Although the Court was able to determine the propriety of the asserted Exemptions based upon the Defendant's affidavits, the failure of the Vaughn Index to provide any specific information regarding the missing pages and numerous redactions renders it impossible to evaluate the FBI's conclusions that the pages included no segregable portions. See Johnson, 310 F.2d at 776; Defenders of Wildlife, 623 F. Supp. 2d at 90. Therefore, Defendant's Vaughn Index is deficient and must be supplemented.
Further, Defendant's declarant's statement that "[e]very effort was made to provide plaintiff with all material in the public domain and with all reasonably segregable portions of releasable material" falls far short of the specificity required to justify non-segregation. Johnson, 310 F.2d at 776. Therefore, Defendant has not carried its burden of demonstrating that all segregable information has been disclosed.
G. Exemptions 1 and 2 and Pending Sealing Order
Defendant states that it "will no longer defend its use of what was previously referred to as the 'high' (b)(2) exemption" and that "it must adjust its declaration and supporting exhibits with regard to its claims under FOIA exemption (b)(1)." Def.'s Reply 1-2. Accordingly, Defendant will reprocess its entire production and file supplemental briefing regarding Exemptions 1 and 2. Id. Additionally, Defendant states that it has sent a formal request to the Los Angeles County Police Department seeking its consent to the lifting of a sealing order which, up until now, Defendant has cited as precluding the release of certain information. Id. at 3. Once again, "[t]he FBI intends to supplement its filing on this issue at a later date." Id. For these reasons, the Court will not address those Exemptions at this time.*fn8
However, the Court has noted Plaintiffs' concern over the time Defendant has indicated it will take to reprocess its production. See Pls.' Reply 1-4. The Court acknowledges the burdens on the FBI, but believes the one-year estimate to be unreasonable for the following reasons. First, this Memorandum Opinion and its accompanying Order have substantially decreased the amount of work to be done by the FBI in this matter. Second, the FBI does not, as it contends, have to "reprocess the entire roughly 48,738 pages of response material." Def.'s Reply 1. As Plaintiffs point out, approximately 35,000 pages have been released in full, leaving approximately 14,000 pages to be reviewed. Id. at 2-3. Of these 14,000 pages containing redactions or withheld in full, the vast majority were withheld on the basis of Exemption 6 and 7(C), and therefore do not need to be reviewed for withholding under other exemptions. Id. at 3. Hence, the number of pages the FBI needs to review is in reality a far cry from the 48,738 it claims. Based on this information, the Court would expect that the FBI could complete its reexamination within six months, at which time it could also submit an adequate Vaughn Index.

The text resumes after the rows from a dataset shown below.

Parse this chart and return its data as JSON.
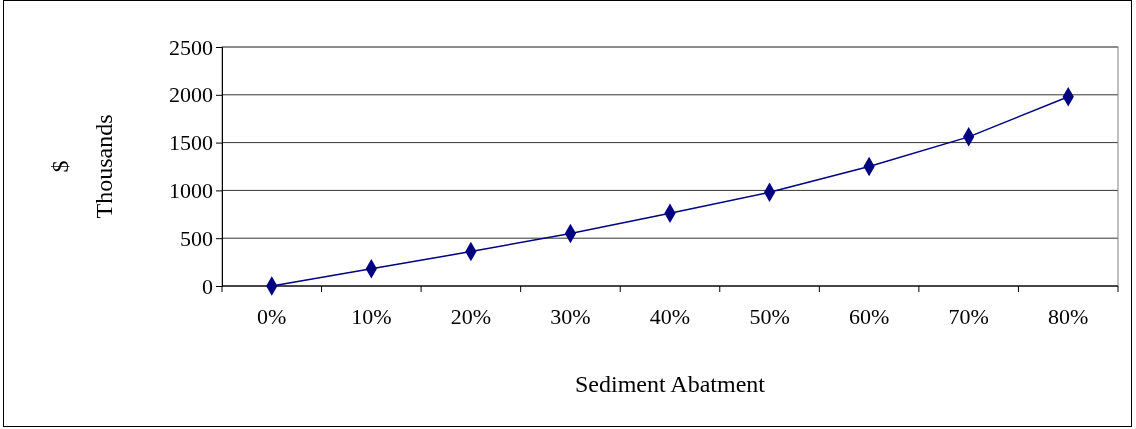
{
  "chart_data": {
    "type": "line",
    "xlabel": "Sediment Abatment",
    "ylabel": "$",
    "annotations": [
      "Thousands"
    ],
    "categories": [
      "0%",
      "10%",
      "20%",
      "30%",
      "40%",
      "50%",
      "60%",
      "70%",
      "80%"
    ],
    "series": [
      {
        "color": "#000080",
        "values": [
          0,
          180,
          360,
          550,
          760,
          980,
          1250,
          1560,
          1980
        ]
      }
    ],
    "ylim": [
      0,
      2500
    ],
    "yticks": [
      0,
      500,
      1000,
      1500,
      2000,
      2500
    ],
    "grid": "y",
    "marker": "diamond"
  }
}
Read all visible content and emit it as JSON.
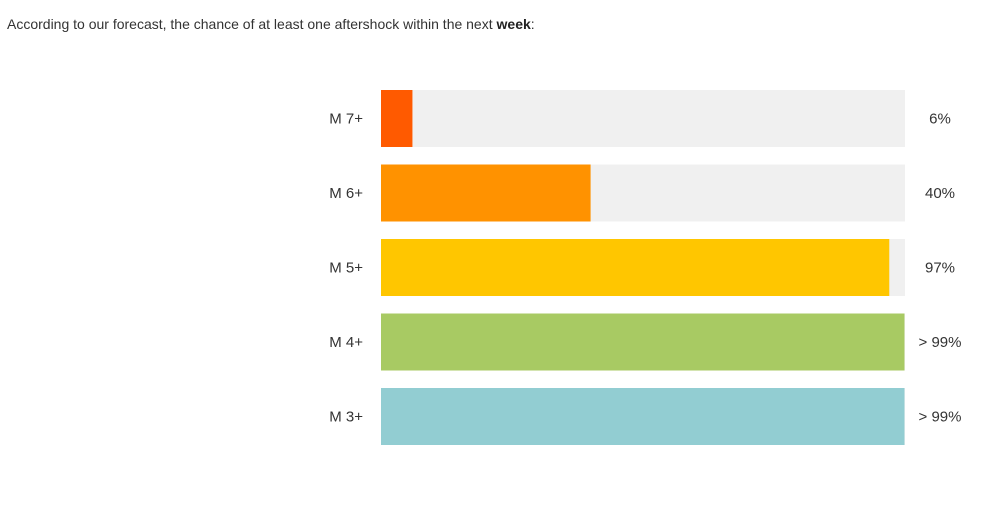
{
  "intro": {
    "text_prefix": "According to our forecast, the chance of at least one aftershock within the next ",
    "text_bold": "week",
    "text_suffix": ":"
  },
  "chart_data": {
    "type": "bar",
    "orientation": "horizontal",
    "categories": [
      "M 7+",
      "M 6+",
      "M 5+",
      "M 4+",
      "M 3+"
    ],
    "values": [
      6,
      40,
      97,
      99.9,
      99.9
    ],
    "value_labels": [
      "6%",
      "40%",
      "97%",
      "> 99%",
      "> 99%"
    ],
    "colors": [
      "#ff5a00",
      "#ff9200",
      "#ffc600",
      "#a8ca63",
      "#92cdd2"
    ],
    "track_color": "#f0f0f0",
    "xlim": [
      0,
      100
    ],
    "grid": false,
    "legend": "none"
  }
}
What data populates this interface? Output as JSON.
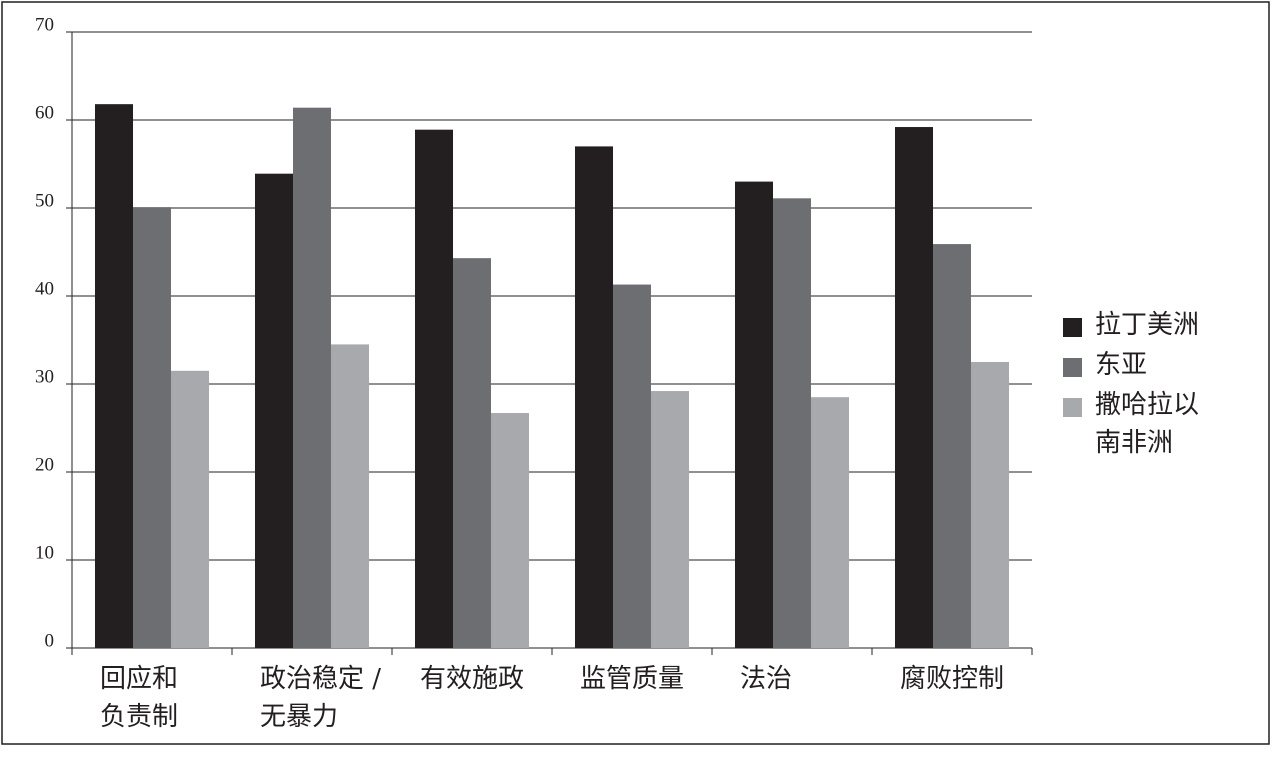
{
  "chart_data": {
    "type": "bar",
    "categories": [
      "回应和\n负责制",
      "政治稳定 /\n无暴力",
      "有效施政",
      "监管质量",
      "法治",
      "腐败控制"
    ],
    "series": [
      {
        "name": "拉丁美洲",
        "color": "#231f20",
        "values": [
          61.8,
          53.9,
          58.9,
          57.0,
          53.0,
          59.2
        ]
      },
      {
        "name": "东亚",
        "color": "#6d6e71",
        "values": [
          50.1,
          61.4,
          44.3,
          41.3,
          51.1,
          45.9
        ]
      },
      {
        "name": "撒哈拉以\n南非洲",
        "color": "#a7a9ac",
        "values": [
          31.5,
          34.5,
          26.7,
          29.2,
          28.5,
          32.5
        ]
      }
    ],
    "ylim": [
      0,
      70
    ],
    "yticks": [
      0,
      10,
      20,
      30,
      40,
      50,
      60,
      70
    ],
    "grid": true,
    "legend": "right"
  }
}
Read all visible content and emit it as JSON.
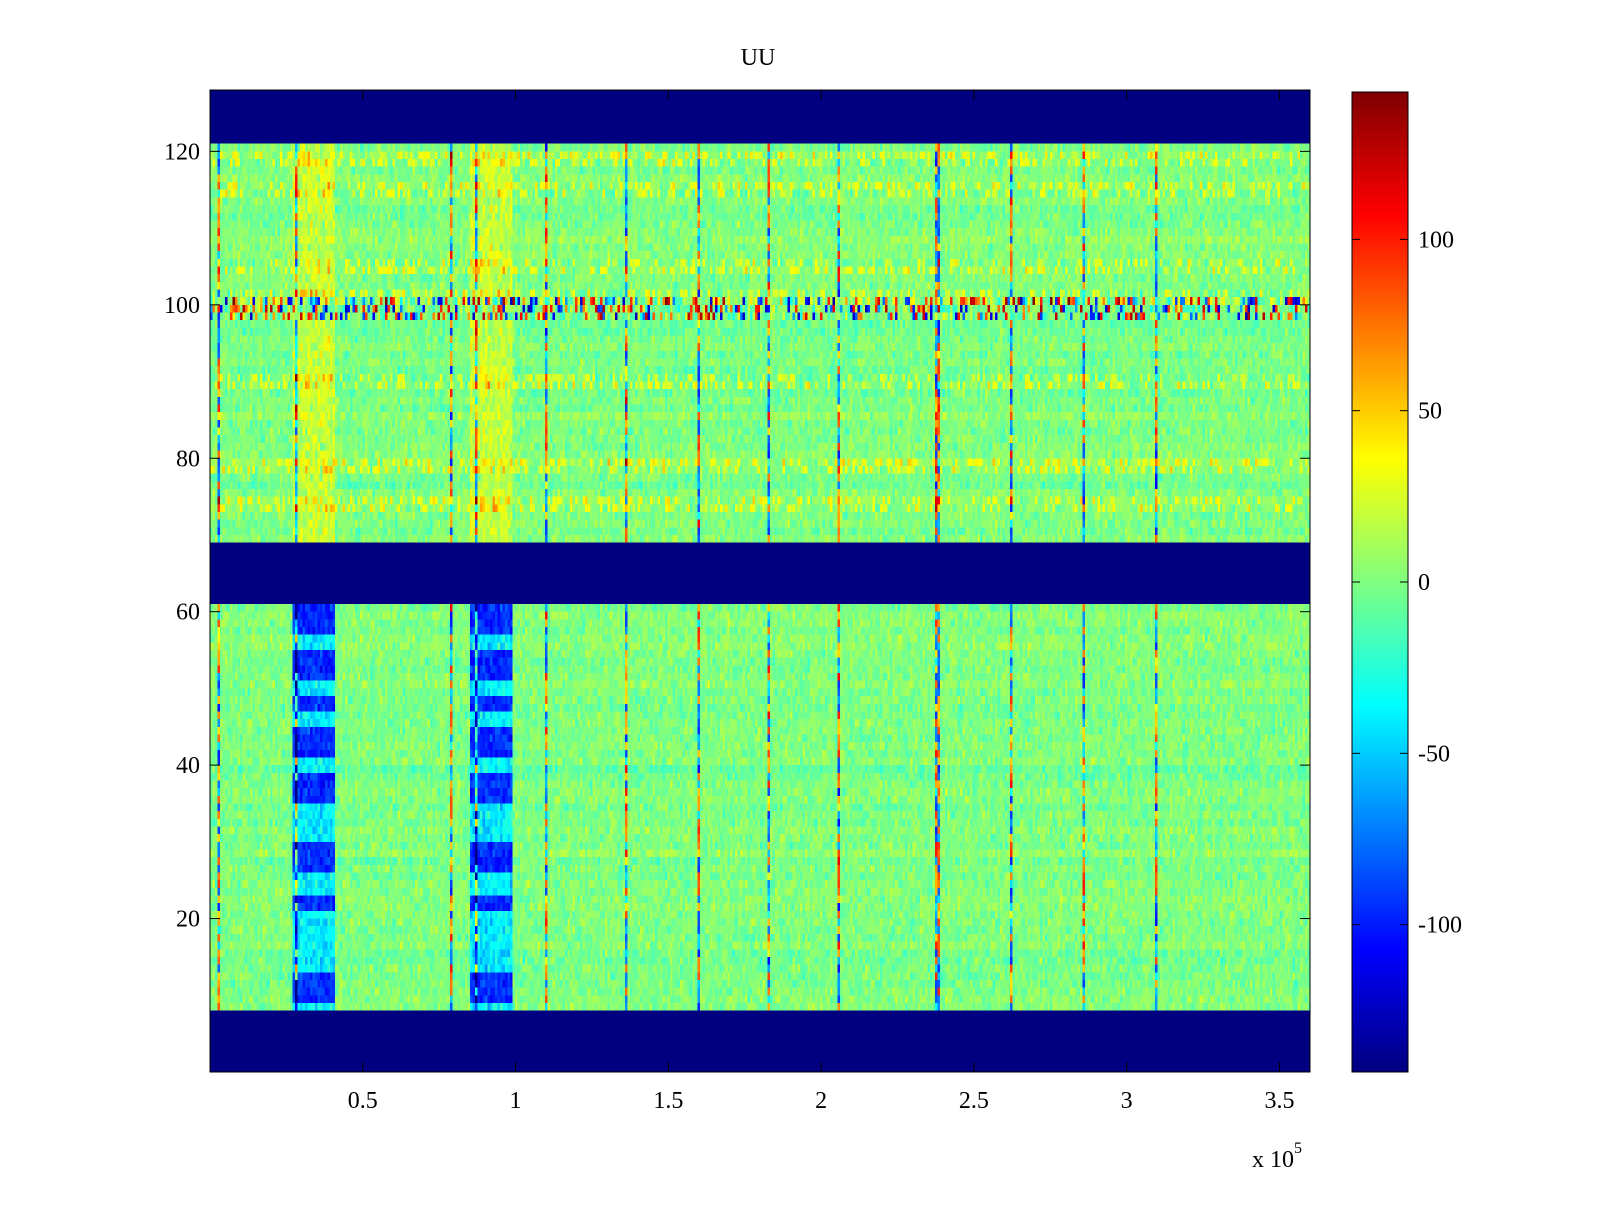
{
  "chart_data": {
    "type": "heatmap",
    "title": "UU",
    "xlabel": "",
    "ylabel": "",
    "x_exponent_label": "x 10",
    "x_exponent_power": "5",
    "xlim": [
      0,
      360000
    ],
    "ylim": [
      0,
      128
    ],
    "x_ticks": [
      50000,
      100000,
      150000,
      200000,
      250000,
      300000,
      350000
    ],
    "x_tick_labels": [
      "0.5",
      "1",
      "1.5",
      "2",
      "2.5",
      "3",
      "3.5"
    ],
    "y_ticks": [
      20,
      40,
      60,
      80,
      100,
      120
    ],
    "y_tick_labels": [
      "20",
      "40",
      "60",
      "80",
      "100",
      "120"
    ],
    "colormap": "jet",
    "clim": [
      -143,
      143
    ],
    "colorbar_ticks": [
      -100,
      -50,
      0,
      50,
      100
    ],
    "colorbar_tick_labels": [
      "-100",
      "-50",
      "0",
      "50",
      "100"
    ],
    "background_value": -143,
    "background_color": "#00008f",
    "data_row_ranges": [
      [
        8,
        61
      ],
      [
        69,
        121
      ]
    ],
    "special_row_band": [
      98.5,
      101
    ],
    "notable_columns_x": [
      3000,
      28000,
      79000,
      87000,
      110000,
      136000,
      160000,
      183000,
      206000,
      238000,
      262000,
      286000,
      310000
    ],
    "strong_columns_x": [
      31000,
      34000,
      37000,
      89000,
      92000,
      95000
    ],
    "high_rows_upper": [
      74,
      79,
      90,
      101,
      105,
      115,
      119
    ],
    "low_rows_lower": [
      10,
      12,
      22,
      27,
      29,
      36,
      38,
      42,
      44,
      48,
      52,
      54,
      58,
      60
    ],
    "value_range_texture": {
      "mean": 0,
      "spread": 20
    }
  }
}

For the reasons set forth above, Defendant's Motion for Summary Judgment is granted in part and denied in part and Plaintiffs' Motion for Summary Judgment is granted in part and denied in part. Defendant must file an updated Vaughn Index in conformity with this Memorandum Opinion when it completes its reevaluation of documents previously withheld under Exemptions 1 and 2 and the sealing order. An Order shall accompany this Memorandum Opinion.